By a parity of reasoning, insurers would presumably find no difference between advance payments to insureds and those to third parties for purposes of relying on the provisions in the advance payment statutes that the payment do not constitute an admission of liability.
3. Previous Case Law.
The majority quotes extensively from Duncan v. Dubin, supra, and then appears to use Duncan as authority or a point of departure for a number of propositions which support the conclusion that the advance payment statutes apply only to third party claims. See 55 Or App at 839-40. Duncan does not stand for those propositions. The Supreme Court's opinion speaks only of the statutes' application to third party claims because the case involved only a third party claim. To read Duncan as implying that the statutes do not also apply when advance payments are made to insureds is akin to reading a decision affirming a murder conviction as implying that robbery is not also illegal.
The majority's reliance on or use of Duncan, which deals with an unrelated issue, is not the only perplexing use of authority in its opinion. As noted by the majority, the Supreme Court stated in Richards v. Smith, 260 Or. 586, 589, n 2, 491 P.2d 1167 (1971), that "[ORS 12.155] penalizes an insurer if it does not notify an insured party of the expiration of the limitation period." (Emphasis added.) The majority states that the emphasized words are "an apparent typographical error and should read 'injured party.' " 55 Or App at 837, n 6. I do not suggest that the dictum in Richards, which was also a case involving an unrelated issue, is controlling here. Nevertheless, I think that there is little to be said for the majority's facile attribution to clerical error of a statement by the Supreme Court which directly contradicts the majority's conclusion.
4. Legislative History.
The majority states that the language it quotes from Duncan "contains the substance of the legislative history that indicates the limited reach of the statutes." 55 Or App at 839. Again, the majority attempts to abridge the scope of the advance payment statutes by reading the particular application of them which the court considered in Duncan (quoted by the majority at 55 Or App at 837-39) does not suggest that the proposed advance payment legislation was intended to apply exclusively to third party claims. The Supreme Court's opinion contains a number of incidental references to the fact that the statutes do apply when advance payments are made to third parties. There is no suggestion in the opinion that the statutes do not apply when payments to insureds are involved, and Duncan's references to the third party claimant context are attributable solely to the fact that that was the context of the case.
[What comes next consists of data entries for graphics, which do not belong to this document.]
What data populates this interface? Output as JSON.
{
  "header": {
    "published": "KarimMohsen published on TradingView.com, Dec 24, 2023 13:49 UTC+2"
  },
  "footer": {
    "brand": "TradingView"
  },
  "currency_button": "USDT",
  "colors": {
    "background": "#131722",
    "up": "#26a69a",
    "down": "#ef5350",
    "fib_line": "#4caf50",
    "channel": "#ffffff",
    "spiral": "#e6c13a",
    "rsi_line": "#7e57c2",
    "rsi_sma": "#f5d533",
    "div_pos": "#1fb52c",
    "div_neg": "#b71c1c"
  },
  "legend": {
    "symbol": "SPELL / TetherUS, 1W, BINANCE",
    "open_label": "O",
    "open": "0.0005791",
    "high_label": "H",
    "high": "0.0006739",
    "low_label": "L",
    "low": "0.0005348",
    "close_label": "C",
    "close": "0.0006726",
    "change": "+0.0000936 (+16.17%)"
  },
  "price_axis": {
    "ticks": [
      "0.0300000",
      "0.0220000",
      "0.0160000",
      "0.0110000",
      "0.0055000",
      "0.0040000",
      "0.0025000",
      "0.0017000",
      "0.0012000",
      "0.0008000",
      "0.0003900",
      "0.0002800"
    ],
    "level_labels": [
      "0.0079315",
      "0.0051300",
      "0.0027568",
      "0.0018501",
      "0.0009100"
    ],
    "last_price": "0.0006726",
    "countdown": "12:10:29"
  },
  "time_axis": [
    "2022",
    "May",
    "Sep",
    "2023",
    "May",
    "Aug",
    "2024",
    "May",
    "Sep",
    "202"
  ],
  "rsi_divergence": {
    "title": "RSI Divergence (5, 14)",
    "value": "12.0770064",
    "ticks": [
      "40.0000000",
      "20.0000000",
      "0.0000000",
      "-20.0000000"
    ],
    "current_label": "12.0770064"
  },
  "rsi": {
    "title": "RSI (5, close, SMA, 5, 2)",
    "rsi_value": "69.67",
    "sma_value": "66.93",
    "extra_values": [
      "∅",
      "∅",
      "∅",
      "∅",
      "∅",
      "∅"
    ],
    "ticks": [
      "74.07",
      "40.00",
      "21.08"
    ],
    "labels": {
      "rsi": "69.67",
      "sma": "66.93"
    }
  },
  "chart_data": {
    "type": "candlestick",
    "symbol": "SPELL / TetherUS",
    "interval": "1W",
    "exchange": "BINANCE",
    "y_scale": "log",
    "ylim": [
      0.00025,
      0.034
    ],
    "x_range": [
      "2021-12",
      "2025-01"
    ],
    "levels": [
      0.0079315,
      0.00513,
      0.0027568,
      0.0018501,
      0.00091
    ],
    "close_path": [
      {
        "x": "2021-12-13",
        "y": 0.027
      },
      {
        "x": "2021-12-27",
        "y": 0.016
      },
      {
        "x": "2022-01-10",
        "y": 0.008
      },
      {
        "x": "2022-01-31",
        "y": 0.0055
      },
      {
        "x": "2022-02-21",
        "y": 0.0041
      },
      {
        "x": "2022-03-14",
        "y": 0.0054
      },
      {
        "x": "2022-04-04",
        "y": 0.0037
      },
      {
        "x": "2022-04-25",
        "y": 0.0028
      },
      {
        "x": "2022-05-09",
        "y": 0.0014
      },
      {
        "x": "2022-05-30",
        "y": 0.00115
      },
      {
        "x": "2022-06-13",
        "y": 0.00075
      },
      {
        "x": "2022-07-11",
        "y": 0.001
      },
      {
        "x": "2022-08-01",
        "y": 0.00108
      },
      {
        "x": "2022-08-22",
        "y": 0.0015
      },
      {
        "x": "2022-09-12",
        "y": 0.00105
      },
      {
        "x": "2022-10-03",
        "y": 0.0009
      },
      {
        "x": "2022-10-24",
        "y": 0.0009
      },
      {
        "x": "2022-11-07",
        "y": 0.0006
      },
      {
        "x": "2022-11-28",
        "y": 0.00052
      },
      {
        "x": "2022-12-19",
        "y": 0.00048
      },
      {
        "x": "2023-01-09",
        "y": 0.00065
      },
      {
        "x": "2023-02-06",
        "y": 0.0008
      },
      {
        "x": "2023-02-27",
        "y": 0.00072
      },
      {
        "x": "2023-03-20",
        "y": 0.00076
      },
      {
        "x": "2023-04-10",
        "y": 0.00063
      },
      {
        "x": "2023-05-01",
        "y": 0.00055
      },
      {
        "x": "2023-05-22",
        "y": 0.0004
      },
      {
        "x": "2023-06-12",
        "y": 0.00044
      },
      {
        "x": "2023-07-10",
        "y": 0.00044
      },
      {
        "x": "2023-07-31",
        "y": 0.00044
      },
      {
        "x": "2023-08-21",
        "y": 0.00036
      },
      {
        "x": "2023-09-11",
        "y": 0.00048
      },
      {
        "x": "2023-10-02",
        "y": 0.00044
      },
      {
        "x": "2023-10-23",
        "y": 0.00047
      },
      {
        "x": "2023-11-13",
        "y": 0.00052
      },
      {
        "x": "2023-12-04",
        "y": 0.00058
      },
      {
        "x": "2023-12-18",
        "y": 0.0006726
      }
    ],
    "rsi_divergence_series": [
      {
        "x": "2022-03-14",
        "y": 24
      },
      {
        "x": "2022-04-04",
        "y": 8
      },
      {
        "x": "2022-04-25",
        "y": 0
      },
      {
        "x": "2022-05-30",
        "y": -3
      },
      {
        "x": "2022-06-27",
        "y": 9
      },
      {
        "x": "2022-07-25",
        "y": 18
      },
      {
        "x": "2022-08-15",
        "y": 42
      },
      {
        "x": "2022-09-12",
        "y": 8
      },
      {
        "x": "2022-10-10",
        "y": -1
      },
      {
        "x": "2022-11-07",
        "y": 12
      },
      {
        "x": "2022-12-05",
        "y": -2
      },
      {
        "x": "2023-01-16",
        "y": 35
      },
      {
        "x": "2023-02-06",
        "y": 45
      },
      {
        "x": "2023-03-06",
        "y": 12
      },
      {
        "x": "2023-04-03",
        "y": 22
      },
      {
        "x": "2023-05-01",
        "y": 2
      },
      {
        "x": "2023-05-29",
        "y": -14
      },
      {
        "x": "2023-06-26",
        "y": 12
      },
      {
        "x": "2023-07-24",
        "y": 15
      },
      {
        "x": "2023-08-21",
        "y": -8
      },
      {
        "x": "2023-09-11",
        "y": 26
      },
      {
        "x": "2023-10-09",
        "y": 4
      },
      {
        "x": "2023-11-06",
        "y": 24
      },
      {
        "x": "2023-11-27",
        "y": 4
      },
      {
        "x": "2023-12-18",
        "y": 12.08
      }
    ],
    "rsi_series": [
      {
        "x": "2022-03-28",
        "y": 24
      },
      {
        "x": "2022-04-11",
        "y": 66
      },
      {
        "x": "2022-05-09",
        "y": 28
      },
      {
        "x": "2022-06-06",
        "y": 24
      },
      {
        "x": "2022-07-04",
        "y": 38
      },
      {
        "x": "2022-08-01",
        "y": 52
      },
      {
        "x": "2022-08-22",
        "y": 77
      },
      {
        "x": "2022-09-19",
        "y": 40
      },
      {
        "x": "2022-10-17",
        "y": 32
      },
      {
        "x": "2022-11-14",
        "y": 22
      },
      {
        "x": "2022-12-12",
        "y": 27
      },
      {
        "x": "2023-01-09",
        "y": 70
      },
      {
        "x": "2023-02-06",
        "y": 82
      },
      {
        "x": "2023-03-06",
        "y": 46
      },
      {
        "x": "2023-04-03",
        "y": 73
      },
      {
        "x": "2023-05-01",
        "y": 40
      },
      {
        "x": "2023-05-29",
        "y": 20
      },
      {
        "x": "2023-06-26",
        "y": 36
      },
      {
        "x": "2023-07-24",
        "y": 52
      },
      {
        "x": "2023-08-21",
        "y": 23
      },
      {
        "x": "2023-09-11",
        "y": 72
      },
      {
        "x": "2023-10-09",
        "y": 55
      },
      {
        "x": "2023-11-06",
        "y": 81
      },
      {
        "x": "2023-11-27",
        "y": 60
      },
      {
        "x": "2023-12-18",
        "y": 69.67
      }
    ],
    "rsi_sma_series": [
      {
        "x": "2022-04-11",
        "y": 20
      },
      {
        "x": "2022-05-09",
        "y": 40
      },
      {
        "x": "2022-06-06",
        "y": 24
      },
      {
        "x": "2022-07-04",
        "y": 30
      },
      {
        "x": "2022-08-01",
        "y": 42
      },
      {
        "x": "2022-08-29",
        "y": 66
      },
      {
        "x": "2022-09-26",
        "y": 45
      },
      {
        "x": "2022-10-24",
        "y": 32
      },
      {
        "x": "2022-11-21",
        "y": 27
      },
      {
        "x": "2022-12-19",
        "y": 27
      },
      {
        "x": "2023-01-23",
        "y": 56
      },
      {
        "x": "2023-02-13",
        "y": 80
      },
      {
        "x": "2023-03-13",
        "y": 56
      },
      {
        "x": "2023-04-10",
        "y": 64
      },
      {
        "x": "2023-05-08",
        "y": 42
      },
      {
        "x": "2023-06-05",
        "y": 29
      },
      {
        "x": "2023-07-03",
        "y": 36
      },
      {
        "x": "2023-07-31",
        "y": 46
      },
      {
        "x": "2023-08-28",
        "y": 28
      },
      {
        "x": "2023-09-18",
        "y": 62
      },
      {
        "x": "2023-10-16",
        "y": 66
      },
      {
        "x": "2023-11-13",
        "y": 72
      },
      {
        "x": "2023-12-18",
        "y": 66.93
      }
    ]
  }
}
Consequently, if legislative history were relevant or appropriate to our inquiry, the history to which the majority points would offer scant support for its conclusion. However, it is axiomatic that we may not look to legislative history or other extrinsic sources if the statutory language we are applying is clear. In Duncan, the court concluded that ORS 12.155 was ambiguous or silent with respect to the question in that case, which was whether the statute of limitations was tolled as to both the plaintiff's personal injury and property damage claims when the insurer made an advance payment only for the property damage. But for reasons earlier stated, there is nothing unclear about the statutory language as it applies to the question in this case. The ambiguities here are of the majority's making and not the legislature's.
I respectfully dissent.
Thornton, Roberts and Van Hoomissen, JJ., join in this dissent.